3.IMEクライアントがCreateSessionコマンドを送出するとき、.ipcファイルをチェックすることによってプロトコルのバージョンの不一致を検出することができる。
4.IMEクライアントのバージョンがIMEサーバ(実行中のIMEサーバ)のバージョンより新しい場合、IMEクライアントはIMEサーバをユーザに気付かれずに再起動する。再起動はCreateSessionコマンドを送出するときのみ実行される。

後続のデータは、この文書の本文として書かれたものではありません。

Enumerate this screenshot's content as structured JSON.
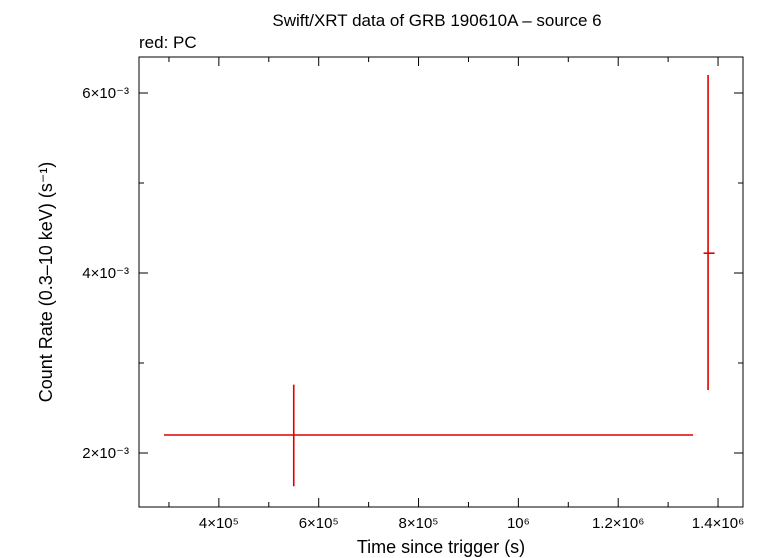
{
  "chart_data": {
    "type": "scatter",
    "title": "Swift/XRT data of GRB 190610A – source 6",
    "subtitle": "red: PC",
    "xlabel": "Time since trigger (s)",
    "ylabel": "Count Rate (0.3–10 keV) (s⁻¹)",
    "x_scale": "linear",
    "y_scale": "linear",
    "xlim": [
      240000,
      1450000
    ],
    "ylim": [
      0.0014,
      0.0064
    ],
    "x_ticks": [
      {
        "value": 400000,
        "label": "4×10⁵"
      },
      {
        "value": 600000,
        "label": "6×10⁵"
      },
      {
        "value": 800000,
        "label": "8×10⁵"
      },
      {
        "value": 1000000,
        "label": "10⁶"
      },
      {
        "value": 1200000,
        "label": "1.2×10⁶"
      },
      {
        "value": 1400000,
        "label": "1.4×10⁶"
      }
    ],
    "y_ticks": [
      {
        "value": 0.002,
        "label": "2×10⁻³"
      },
      {
        "value": 0.004,
        "label": "4×10⁻³"
      },
      {
        "value": 0.006,
        "label": "6×10⁻³"
      }
    ],
    "grid": false,
    "series": [
      {
        "name": "PC",
        "color": "#e00000",
        "points": [
          {
            "x": 550000,
            "x_lo": 290000,
            "x_hi": 1350000,
            "y": 0.0022,
            "y_lo": 0.00163,
            "y_hi": 0.00276
          },
          {
            "x": 1380000,
            "x_lo": 1371000,
            "x_hi": 1393000,
            "y": 0.00422,
            "y_lo": 0.0027,
            "y_hi": 0.0062
          }
        ]
      }
    ]
  }
}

5.再起動後もプロトコルのバージョン、あるいは、IMEのバージョンが変わらないならば、エラーを示すダイアログウィンドウをコンピュータのディスプレイに表示する。
6.古いバージョンのIMEクライアントDLLをコンピュータのメモリに読み込んだ元のアプリケーションは新たなバージョンのIMEサーバと通信することができない。この場合、すなわち、IMEクライアントのプロトコルのバージョンがIMEサーバのバージョンより古い場合、IMEクライアントはエラーを示すダイアログウィンドウをコンピュータのディスプレイに表示する。
1.Omahaは、コンピュータの記憶装置に保存されているIMEクライアントDLLおよびIMEサーバプログラムを移動してファイル名を変更する。新たなIMEクライアントDLLおよびIMEサーバプログラムがコンピュータの記憶装置に保存される。
2.新たに起動されたアプリケーションは、新たなバージョンのIMEクライアントDLLをメモリに読み込む。
3.IMEクライアントがCreateSessionコマンドを送出するとき、.ipcファイルをチェックすることによってプロトコルのバージョンの不一致を検出することができる。
4.プロトコルのバージョンが互換性を有するので、IMEクライアントはIMEサーバを安全に再起動することができる。再起動はCreateSessionコマンドを送出するときのみ実行される。
5.再起動後もIMEサーバのバージョンが変わらないならば、エラーを示すダイアログウィンドウをコンピュータのディスプレイに表示する。
6.古いバージョンのIMEクライアントDLLをコンピュータのメモリに読み込んだ元のアプリケーションは古いバージョンのIMEクライアントプログラムを使用する。これは、他のアプリケーションがCreateSessionコマンドを送出するときIMEサーバのみ更新され、すなわち、ユーザが何かキー入力している間はIMEサーバが更新されないだけであるので、大きな問題ではない。また、互換性のあるプロトコルのバージョンはクライアント−サーバ間の通信が破壊されないことを保証する。
Claims (2)
- クライアントプログラムとサーバプログラムとを含むインプットメソッドエディタであって、
前記クライアントプログラムは、ファイルシステムにアクセス可能なレベルを指定するパラメータを用いてサンドボックス環境内でサーバプログラムを起動する処理と、キー入力イベントをプロセス間通信によって送信する処理と、前記キー入力イベントに対応する表示情報を前記プロセス間通信によって受信する処理と、前記表示情報に従って表示する処理とをコンピュータに実行させ、
前記サーバプログラムは、前記サンドボックス環境内で実行されているかチェックする処理と、前記プロセス間通信によってキー入力イベントを受信する処理と、前記キー入力イベントを対応する文字情報に変換する処理と、前記文字情報を含む表示情報を前記プロセス間通信によって返送する処理とをコンピュータに実行させるインプットメソッドエディタ。 - 前記プロセス間通信のための経路は、前記サンドボックス環境のセキュリティ属性に対応するように生成される請求項1に記載のインプットメソッドエディタ。